A compromised maintainer account, 18 tainted npm packages, and a payload designed to siphon private keys and mnemonic phrases. That’s what Injective Labs was staring down on July 8, 2026. The good news: the malicious code was live for less than an hour, and by all accounts, nobody lost a dime.
The attack targeted @injectivelabs/sdk-ts, a package that sees roughly 50,000 weekly downloads, making it one of the more widely used tools in the Injective developer ecosystem. The compromised version, 1.20.21, was published through a hijacked GitHub account belonging to a trusted maintainer. It was built to extract wallet credentials and relay them to a fake endpoint cleverly designed to look like Injective’s own infrastructure.
How the attack unfolded
Attackers gained access to a maintainer’s GitHub account and used legitimate GitHub Actions to publish the poisoned update. Security firms Socket, OX Security, and StepSecurity identified the breach, which triggered a rapid response from the Injective team. The malicious version was deprecated, access to the compromised account was revoked, and a clean release, version 1.20.23, was pushed out. Total exposure window: approximately 49 minutes.
The compromised version was downloaded over 300 times before it was pulled. Across the @injectivelabs npm scope, 18 packages were affected, with security researchers flagging 87 downstream dependent packages that could theoretically have been exposed. Despite those numbers, Injective reported no actual user impact.
“No funds on the network are at risk,” Injective CEO Eric Chen said.
Why no users were hit
The sub-hour exposure window is the single biggest factor. The 300-plus downloads represent a tiny fraction of the package’s typical weekly volume of 50,000. Many of those downloads were likely automated bots, mirror services, or security scanners rather than developers actively integrating the code into live applications.
Suspicious commits tied to the compromise reportedly began as early as June 8, 2026, a full month before the malicious package was published.
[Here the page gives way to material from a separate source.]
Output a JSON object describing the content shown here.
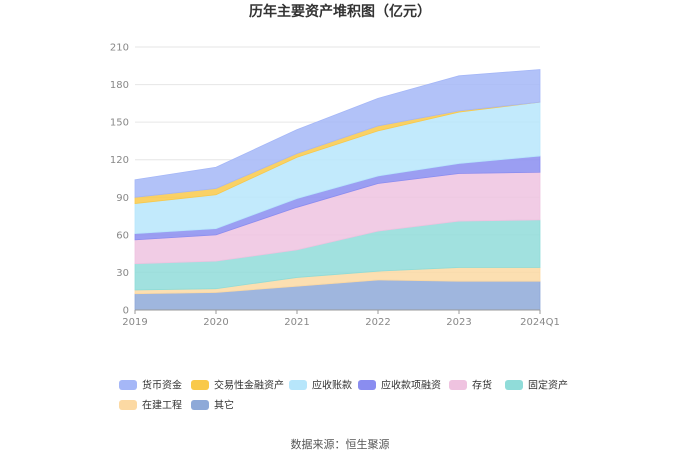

That gap suggests either a slow-burn reconnaissance phase or early attempts that didn’t trigger automated alerts.
What this means for crypto developers and investors
For developers building on Injective or any other chain, the practical takeaway is straightforward: pin your dependencies, use lockfiles, enable two-factor authentication on every account that touches your publishing pipeline, and monitor repository commits with the same vigilance you’d apply to your production servers.